Biological products include a wide range of products such as vaccines, blood and blood components, allergenics, somatic cells, gene therapy, tissues, and recombinant therapeutic proteins.
Biologics manufacturing a complex procedure, and it takes time and effort.
While classical therapeutic small molecules are made by well-known organic or chemical synthesis with few critical steps, biologics (and biosimilars) are produced by living cells in a very complex process with several critical phases.
Moreover, the biological molecule itself is complex. Unlike small molecular drugs, whose structure is homogeneous and well characterized, biologics (and biosimilars) are less easily characterized because of their intrinsic heterogeneous nature (several physiological isoforms).
Precisely because biologics are produced in living cells, it is almost impossible to guarantee that each batch is identical to the previous one.
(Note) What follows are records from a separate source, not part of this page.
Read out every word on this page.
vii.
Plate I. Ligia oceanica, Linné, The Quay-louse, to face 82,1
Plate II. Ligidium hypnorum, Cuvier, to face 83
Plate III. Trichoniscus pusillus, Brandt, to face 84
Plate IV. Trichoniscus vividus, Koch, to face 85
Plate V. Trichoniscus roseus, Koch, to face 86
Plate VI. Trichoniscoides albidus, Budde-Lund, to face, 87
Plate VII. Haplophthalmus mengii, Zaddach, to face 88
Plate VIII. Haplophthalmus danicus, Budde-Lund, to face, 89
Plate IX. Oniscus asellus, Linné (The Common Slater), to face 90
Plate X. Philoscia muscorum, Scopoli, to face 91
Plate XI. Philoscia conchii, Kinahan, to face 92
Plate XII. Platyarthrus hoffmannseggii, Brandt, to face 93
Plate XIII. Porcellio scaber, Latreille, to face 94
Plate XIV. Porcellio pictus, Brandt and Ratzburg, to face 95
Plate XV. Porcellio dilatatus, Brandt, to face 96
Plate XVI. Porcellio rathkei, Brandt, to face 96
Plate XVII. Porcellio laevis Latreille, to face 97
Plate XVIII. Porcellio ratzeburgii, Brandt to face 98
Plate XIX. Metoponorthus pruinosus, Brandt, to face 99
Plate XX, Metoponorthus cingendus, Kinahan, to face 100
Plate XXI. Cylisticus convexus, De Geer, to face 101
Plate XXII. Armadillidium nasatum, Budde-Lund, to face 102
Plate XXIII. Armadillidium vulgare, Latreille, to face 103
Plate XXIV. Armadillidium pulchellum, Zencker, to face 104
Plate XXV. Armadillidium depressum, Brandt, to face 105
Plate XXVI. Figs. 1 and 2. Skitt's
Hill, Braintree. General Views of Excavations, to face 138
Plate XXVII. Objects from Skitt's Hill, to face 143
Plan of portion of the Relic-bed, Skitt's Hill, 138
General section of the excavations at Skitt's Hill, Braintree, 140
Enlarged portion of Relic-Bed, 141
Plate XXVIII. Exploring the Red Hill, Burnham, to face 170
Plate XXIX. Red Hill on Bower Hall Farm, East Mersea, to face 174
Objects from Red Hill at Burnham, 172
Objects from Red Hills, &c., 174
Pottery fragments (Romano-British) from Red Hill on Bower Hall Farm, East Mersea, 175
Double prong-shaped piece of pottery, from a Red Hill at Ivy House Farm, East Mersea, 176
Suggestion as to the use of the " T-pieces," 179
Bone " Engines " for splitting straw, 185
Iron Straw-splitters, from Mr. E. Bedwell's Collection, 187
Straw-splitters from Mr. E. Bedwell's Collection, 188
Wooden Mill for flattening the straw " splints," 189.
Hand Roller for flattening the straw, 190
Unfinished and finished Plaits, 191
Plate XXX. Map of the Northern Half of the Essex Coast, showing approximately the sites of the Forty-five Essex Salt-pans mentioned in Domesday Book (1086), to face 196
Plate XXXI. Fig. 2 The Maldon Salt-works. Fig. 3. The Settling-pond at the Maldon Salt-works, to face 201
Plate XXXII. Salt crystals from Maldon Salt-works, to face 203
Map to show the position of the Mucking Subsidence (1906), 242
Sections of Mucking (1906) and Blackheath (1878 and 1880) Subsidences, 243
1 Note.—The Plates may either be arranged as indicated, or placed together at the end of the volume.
In any case, manufacturers are required to have as much control over the process as possible to identify and manage unexpected variations which may affect product quality, efficacy, and safety.
Taking into account the specific nature of biologics, based on regulatory guidance and case studies, this course aims to explain the regulatory considerations for biologics and biosimilars manufacturing to obtain clinical trials and marketing authorizations in Europe. Among the vast world of biologics, we will focus on monoclonal antibodies, vaccines, and insulins.